Panorama de la consommation végétarienne dans quatre pays européens

En octobre 2019 ont été publiés les résultats d'un travail du Crédoc sur la consommation végétarienne en Europe. Ils s'appuient en particulier sur une enquête en ligne réalisée auprès d'échantillons représentatifs des populations de quatre pays : Allemagne, Espagne, France et Royaume-Uni.

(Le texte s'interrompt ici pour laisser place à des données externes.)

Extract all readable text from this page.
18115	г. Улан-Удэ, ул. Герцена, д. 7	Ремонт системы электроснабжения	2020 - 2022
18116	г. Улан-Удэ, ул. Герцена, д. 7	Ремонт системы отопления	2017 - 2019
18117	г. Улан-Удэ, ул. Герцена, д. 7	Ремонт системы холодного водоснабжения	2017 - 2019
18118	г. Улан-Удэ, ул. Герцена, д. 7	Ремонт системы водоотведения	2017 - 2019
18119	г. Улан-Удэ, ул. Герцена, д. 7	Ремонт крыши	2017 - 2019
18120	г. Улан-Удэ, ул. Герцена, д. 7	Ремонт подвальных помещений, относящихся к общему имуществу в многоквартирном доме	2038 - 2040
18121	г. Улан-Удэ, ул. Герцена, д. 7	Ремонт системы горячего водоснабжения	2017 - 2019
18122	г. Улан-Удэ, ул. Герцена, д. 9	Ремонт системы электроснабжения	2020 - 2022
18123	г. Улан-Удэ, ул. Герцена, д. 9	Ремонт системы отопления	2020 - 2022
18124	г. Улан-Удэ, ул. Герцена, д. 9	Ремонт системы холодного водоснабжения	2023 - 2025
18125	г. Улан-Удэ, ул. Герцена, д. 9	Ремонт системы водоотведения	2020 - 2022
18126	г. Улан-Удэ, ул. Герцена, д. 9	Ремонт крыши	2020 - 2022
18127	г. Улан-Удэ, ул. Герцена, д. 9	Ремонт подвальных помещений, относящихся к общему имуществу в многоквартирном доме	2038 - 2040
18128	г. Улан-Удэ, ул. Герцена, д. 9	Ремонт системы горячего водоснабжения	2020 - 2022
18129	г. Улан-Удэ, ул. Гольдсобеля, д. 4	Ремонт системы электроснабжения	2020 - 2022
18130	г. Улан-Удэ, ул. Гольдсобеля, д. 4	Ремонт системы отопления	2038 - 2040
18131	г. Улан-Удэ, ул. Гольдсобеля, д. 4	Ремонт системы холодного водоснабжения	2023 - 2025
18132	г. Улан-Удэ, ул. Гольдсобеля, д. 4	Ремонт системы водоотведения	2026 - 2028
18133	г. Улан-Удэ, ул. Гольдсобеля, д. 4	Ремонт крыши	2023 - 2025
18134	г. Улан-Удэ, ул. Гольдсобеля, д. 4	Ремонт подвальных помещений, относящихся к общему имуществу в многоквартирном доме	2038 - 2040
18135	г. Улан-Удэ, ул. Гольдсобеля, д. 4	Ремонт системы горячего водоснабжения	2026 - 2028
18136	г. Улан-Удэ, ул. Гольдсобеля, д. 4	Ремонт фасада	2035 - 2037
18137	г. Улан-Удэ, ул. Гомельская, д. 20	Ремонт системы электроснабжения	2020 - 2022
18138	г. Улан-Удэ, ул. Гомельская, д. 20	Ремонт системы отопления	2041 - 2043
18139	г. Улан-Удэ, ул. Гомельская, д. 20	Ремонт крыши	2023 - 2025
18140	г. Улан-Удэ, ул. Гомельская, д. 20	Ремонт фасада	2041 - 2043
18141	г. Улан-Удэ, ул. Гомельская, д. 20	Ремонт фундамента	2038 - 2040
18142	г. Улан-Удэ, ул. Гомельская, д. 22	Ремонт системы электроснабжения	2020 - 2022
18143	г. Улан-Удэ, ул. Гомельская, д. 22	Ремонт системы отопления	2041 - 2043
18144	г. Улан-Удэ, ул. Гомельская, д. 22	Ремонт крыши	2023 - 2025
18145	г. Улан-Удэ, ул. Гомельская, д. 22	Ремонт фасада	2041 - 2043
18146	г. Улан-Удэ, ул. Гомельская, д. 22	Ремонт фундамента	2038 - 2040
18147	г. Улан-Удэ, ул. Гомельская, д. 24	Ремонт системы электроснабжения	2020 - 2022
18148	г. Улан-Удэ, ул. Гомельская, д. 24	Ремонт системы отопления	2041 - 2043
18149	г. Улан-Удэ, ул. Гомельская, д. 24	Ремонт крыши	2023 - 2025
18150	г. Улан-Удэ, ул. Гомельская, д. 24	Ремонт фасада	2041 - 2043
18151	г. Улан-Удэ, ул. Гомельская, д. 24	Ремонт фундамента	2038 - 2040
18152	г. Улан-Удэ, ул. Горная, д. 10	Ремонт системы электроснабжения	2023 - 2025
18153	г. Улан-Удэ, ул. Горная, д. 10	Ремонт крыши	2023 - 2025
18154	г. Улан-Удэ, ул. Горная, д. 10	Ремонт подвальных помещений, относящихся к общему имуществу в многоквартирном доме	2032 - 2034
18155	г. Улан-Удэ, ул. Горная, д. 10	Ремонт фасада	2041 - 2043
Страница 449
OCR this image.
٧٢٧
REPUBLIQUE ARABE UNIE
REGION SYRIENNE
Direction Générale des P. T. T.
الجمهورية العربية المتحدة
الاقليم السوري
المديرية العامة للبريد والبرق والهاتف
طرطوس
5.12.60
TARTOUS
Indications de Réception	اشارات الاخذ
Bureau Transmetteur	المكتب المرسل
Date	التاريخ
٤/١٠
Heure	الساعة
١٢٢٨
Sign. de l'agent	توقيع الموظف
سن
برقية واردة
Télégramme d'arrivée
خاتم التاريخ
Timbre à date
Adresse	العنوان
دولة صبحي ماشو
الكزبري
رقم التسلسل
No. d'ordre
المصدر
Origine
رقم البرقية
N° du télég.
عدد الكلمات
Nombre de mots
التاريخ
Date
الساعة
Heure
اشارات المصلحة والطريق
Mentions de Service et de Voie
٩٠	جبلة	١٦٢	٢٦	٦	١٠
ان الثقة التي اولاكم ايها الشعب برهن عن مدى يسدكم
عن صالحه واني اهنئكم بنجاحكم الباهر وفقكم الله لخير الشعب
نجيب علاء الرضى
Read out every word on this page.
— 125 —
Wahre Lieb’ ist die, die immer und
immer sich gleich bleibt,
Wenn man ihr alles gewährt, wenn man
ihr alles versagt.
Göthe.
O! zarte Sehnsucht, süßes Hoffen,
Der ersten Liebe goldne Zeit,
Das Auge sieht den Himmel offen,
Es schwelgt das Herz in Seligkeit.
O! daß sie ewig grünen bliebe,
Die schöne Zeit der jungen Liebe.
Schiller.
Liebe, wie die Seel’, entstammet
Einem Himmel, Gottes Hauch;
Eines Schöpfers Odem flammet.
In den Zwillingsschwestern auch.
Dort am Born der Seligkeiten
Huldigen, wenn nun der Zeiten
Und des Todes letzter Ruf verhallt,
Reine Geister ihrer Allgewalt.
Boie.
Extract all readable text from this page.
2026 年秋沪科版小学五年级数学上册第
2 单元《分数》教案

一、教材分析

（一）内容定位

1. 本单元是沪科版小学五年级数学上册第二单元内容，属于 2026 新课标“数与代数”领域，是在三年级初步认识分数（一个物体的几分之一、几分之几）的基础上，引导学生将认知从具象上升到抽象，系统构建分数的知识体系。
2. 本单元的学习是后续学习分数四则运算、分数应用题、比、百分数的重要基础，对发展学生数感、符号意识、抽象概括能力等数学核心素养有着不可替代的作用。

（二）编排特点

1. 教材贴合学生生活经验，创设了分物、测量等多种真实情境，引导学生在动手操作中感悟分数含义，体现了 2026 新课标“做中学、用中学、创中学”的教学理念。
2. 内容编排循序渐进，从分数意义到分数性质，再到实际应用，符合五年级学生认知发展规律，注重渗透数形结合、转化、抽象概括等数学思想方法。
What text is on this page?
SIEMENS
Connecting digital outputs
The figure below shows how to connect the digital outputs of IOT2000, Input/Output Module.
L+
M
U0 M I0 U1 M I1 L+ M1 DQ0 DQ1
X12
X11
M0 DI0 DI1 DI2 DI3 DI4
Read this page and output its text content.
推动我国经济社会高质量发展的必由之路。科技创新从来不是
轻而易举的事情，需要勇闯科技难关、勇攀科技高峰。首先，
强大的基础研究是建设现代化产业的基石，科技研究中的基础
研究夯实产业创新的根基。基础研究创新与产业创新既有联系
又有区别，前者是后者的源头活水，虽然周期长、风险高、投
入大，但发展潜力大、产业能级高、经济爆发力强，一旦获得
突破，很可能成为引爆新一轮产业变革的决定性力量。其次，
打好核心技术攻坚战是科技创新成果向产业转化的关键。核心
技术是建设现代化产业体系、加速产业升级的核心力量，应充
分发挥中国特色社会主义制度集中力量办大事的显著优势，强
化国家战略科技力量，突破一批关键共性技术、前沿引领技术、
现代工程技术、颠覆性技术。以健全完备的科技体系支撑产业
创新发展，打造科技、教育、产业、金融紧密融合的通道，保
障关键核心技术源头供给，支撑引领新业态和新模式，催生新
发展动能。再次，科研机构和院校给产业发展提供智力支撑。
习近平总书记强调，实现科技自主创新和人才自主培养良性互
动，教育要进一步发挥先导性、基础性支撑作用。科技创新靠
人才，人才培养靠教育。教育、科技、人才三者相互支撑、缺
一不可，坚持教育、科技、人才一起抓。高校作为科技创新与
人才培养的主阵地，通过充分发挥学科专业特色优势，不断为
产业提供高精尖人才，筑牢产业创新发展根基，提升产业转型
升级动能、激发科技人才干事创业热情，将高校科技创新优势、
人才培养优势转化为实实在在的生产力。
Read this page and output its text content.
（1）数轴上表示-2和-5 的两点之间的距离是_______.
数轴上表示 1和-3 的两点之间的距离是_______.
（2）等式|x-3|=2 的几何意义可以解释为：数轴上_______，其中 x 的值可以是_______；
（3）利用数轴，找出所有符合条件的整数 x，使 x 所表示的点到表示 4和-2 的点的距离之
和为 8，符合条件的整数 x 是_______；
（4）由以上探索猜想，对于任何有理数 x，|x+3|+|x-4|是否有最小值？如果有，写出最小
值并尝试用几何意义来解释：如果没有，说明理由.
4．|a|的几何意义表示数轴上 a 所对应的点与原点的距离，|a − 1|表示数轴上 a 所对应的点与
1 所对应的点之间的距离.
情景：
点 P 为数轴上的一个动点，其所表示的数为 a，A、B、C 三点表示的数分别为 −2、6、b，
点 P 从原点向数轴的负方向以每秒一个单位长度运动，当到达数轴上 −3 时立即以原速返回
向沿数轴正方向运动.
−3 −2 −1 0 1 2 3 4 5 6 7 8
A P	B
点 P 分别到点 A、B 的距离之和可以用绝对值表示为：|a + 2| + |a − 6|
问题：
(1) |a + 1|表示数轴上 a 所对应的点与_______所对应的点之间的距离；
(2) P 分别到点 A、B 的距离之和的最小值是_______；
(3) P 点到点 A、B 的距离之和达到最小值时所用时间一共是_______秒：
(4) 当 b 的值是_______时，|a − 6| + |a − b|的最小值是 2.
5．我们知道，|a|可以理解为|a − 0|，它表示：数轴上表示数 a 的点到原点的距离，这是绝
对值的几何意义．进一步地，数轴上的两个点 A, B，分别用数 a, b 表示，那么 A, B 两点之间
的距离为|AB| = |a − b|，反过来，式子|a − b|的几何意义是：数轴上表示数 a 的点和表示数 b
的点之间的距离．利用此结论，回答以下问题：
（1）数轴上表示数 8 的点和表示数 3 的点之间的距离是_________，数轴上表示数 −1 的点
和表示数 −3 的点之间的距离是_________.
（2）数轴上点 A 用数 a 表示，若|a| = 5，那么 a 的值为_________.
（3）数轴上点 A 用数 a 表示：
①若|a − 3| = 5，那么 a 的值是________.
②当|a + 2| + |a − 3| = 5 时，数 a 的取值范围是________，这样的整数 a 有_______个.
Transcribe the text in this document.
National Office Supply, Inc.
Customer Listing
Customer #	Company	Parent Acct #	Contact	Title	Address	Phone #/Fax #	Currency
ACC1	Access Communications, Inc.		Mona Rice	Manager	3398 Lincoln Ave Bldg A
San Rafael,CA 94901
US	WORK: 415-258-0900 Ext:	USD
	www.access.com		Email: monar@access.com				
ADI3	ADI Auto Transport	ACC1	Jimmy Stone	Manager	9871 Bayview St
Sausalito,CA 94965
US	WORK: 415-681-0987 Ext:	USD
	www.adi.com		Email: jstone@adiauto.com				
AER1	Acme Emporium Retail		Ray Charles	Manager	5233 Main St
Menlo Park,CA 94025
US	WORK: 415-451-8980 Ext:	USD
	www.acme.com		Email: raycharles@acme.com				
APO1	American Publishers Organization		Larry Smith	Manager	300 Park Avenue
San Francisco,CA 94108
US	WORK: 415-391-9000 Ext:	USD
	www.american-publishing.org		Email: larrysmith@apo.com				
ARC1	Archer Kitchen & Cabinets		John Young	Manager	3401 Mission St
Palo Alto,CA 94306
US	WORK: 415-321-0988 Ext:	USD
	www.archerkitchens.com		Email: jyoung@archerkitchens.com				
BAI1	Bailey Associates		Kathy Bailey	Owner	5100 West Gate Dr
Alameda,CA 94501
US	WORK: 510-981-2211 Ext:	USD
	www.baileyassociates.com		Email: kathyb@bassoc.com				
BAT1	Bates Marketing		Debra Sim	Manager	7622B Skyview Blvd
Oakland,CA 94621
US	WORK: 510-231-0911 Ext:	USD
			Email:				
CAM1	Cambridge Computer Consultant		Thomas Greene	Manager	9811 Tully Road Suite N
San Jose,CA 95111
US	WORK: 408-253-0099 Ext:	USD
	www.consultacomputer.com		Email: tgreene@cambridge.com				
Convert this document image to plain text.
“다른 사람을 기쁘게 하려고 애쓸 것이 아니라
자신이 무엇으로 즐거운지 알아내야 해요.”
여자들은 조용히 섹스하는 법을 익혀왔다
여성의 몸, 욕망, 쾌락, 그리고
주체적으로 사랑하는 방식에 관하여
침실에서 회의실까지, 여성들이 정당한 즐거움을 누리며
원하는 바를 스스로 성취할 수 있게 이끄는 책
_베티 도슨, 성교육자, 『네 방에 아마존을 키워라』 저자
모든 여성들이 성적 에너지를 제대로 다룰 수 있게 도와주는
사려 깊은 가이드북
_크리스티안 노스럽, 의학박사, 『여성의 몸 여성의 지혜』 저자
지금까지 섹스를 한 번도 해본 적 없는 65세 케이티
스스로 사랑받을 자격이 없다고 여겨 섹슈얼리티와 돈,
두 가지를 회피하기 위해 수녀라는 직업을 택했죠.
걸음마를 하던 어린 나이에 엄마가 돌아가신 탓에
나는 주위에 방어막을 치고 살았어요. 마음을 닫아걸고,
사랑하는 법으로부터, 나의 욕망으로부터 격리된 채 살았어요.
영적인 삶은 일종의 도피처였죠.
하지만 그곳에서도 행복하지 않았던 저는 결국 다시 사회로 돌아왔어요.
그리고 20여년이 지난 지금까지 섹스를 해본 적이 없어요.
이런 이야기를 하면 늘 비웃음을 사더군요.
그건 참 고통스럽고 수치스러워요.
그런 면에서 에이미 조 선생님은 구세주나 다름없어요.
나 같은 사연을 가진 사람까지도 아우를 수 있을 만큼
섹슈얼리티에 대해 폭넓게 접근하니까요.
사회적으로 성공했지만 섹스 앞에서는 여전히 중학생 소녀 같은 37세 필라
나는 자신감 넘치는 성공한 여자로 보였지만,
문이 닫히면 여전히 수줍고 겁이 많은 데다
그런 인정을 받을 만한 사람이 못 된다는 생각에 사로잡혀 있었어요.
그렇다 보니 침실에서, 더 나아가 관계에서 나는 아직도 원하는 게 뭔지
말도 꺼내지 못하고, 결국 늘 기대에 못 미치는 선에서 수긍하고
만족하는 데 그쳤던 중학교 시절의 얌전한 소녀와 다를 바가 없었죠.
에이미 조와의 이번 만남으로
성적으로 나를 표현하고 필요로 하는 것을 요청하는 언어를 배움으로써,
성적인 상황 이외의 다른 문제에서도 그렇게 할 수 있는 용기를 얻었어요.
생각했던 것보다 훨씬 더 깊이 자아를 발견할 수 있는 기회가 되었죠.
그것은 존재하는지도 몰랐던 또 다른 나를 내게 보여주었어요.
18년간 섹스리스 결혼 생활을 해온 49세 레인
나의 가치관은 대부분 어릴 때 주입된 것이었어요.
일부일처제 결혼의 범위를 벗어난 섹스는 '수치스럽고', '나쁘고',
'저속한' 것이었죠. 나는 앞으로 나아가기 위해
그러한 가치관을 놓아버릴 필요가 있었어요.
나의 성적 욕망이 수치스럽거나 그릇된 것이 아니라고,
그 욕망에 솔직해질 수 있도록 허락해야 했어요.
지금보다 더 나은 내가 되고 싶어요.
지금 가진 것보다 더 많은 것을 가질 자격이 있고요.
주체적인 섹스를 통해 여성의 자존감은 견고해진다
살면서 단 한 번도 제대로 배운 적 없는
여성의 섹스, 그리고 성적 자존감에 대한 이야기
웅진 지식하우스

Il apparaît que, en moyenne, 5,6 % des interrogés se déclarent végétariens, végétaliens ou véganes (8 % au Royaume-Uni, 2,8 % en Espagne). Les auteurs mettent en évidence un décalage entre identité et pratiques, insistant sur un « continuum » de profils : moins de 4 % de la population déclarent éviter les produits carnés, et moins de 1 % tout produit d'origine animale. Par ailleurs, ces pratiques s'inscrivent dans un contexte plus large d'évolution des comportements : par rapport à 2017, 50 % des Français interrogés, 42 % des Allemands, 41 % des Espagnols et 36 % des Britanniques ont diminué leurs consommations de viande. Enfin, l'étude apporte des éléments détaillés sur les caractéristiques des individus (les végétariens-véganes étant plutôt jeunes, cadres et urbains) et leurs motivations (la santé venant en première position).

Motivations de la faible consommation ou de la non-consommation de viande (cumul des quatre pays)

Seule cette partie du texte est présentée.